Much has happened in five years, however; there are seemingly countless exciting opportunities in networking; there are more exciting problems than there is time to work on them.  There are many areas where exciting innovation is happening, and it is becoming feasible to effect fundamental change to the network’s architecture and protocols.   I think several trends are responsible for this wealth of new opportunities:

  • Network security has come to the forefront.  The rise of spam, botnets, phishing, and cybercrime over the past few years cannot be ignored.  By some estimates, as much as 95% of all email is spam.  In a Global Survey by Deloitte, nearly half of the companies surveyed reported an internal security breach, a third of which resulted from viruses or malware.
  • Enterprise, campus, and data-center networks are facing a wealth of new problems, ranging from access control to rate limiting and prioritization to performance troubleshooting.  I interact regularly with the Georgia Tech campus network operators, as a source of inspiration for problems to study.  One of my main takeaways from that interaction is that today’s network configuration is complex, baroque, and low-level—far too much so for the high-level tasks that they wish to perform.  This makes these networks difficult to evolve and debug.
  • Network infrastructure is becoming increasingly flexible, agile, and programmable.  It used to be the case that network devices were closed, and difficult to modify aside from the configuration parameters they exposed.  Recent developments, however, are changing the game.  The OpenFlow project at Stanford University makes it much more tenable to write software programs to control the entire network at a higher level of abstraction, and provides more direct control over network behavior, thus potentially providing operators easier ways to control and debug their network.
  • Networking is increasingly coming to blows with policy.  The collision of networking and policy is certainly not new, but it is increasingly coming to the forefront, with front-page items such as network neutrality and Internet censorship.  As the two areas continue on this crash course, it is certainly worth thinking about the respective roles that policy and technology play with respect to each of these problems.
  • Networking increasingly entails direct interaction with people of varied technical backgrounds.  It used to be that a “home network” consisted of a computer and a modem.  Now, home networks comprise a wide range of devices, including media servers, game consoles, music streaming appliances, and so forth.  The increasing complexity of these networks makes each and every one of us a network operator, whether we like it or not.  The need to make networks simpler, more secure, and easier to manage has never been more acute.

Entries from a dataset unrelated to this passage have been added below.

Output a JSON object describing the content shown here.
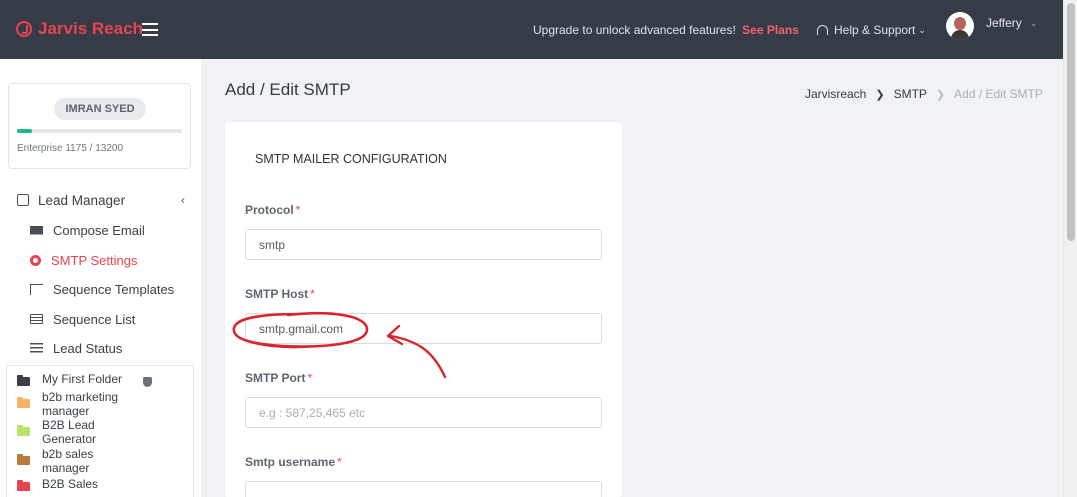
{
  "header": {
    "brand": "Jarvis Reach",
    "upgrade_text": "Upgrade to unlock advanced features!",
    "upgrade_link": "See Plans",
    "help_label": "Help & Support",
    "user_name": "Jeffery"
  },
  "sidebar": {
    "account": {
      "name": "IMRAN SYED",
      "plan_text": "Enterprise 1175 / 13200",
      "usage_fraction": 0.089
    },
    "section": "Lead Manager",
    "items": [
      {
        "label": "Compose Email",
        "icon": "mail-icon",
        "active": false
      },
      {
        "label": "SMTP Settings",
        "icon": "gear-icon",
        "active": true
      },
      {
        "label": "Sequence Templates",
        "icon": "sequence-icon",
        "active": false
      },
      {
        "label": "Sequence List",
        "icon": "list-icon",
        "active": false
      },
      {
        "label": "Lead Status",
        "icon": "status-list-icon",
        "active": false
      }
    ],
    "folders": [
      {
        "label": "My First Folder",
        "color": "#3b4048"
      },
      {
        "label": "b2b marketing manager",
        "color": "#f7b267"
      },
      {
        "label": "B2B Lead Generator",
        "color": "#b6e36b"
      },
      {
        "label": "b2b sales manager",
        "color": "#b97a3c"
      },
      {
        "label": "B2B Sales",
        "color": "#e8434f"
      }
    ]
  },
  "main": {
    "page_title": "Add / Edit SMTP",
    "breadcrumb": [
      "Jarvisreach",
      "SMTP",
      "Add / Edit SMTP"
    ],
    "form": {
      "title": "SMTP MAILER CONFIGURATION",
      "fields": [
        {
          "label": "Protocol",
          "required": "*",
          "value": "smtp",
          "placeholder": ""
        },
        {
          "label": "SMTP Host",
          "required": "*",
          "value": "smtp.gmail.com",
          "placeholder": ""
        },
        {
          "label": "SMTP Port",
          "required": "*",
          "value": "",
          "placeholder": "e.g : 587,25,465 etc"
        },
        {
          "label": "Smtp username",
          "required": "*",
          "value": "",
          "placeholder": ""
        }
      ]
    }
  },
  "colors": {
    "header_bg": "#353c47",
    "accent": "#e8434f",
    "progress": "#1eb98a",
    "annotation": "#d9262e"
  }
}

The networking field continues to face new problems, which also opens the field to “hammers” from a variety of different areas, ranging from economics to machine learning to human-computer interaction.  One of my colleagues often says that networking is a domain that draws on many disciplines.  One of the fun things about the field is that it allows one to learn a little about a lot of other disciplines as well.  I have had a lot of fun—and learned a lot—working at many of these boundaries: machine learning, economics, architecture, security, and signal processing, to name a few.

The theme of my blog will be problems and topics that relate to network management, operations, security, and architecture.  I plan to write about my own (and my students’) research, current events as they relate to networking, and interesting problem areas and solutions that draw on multiple disciplines.  I will start in the next few posts by touching on each of the bullets above.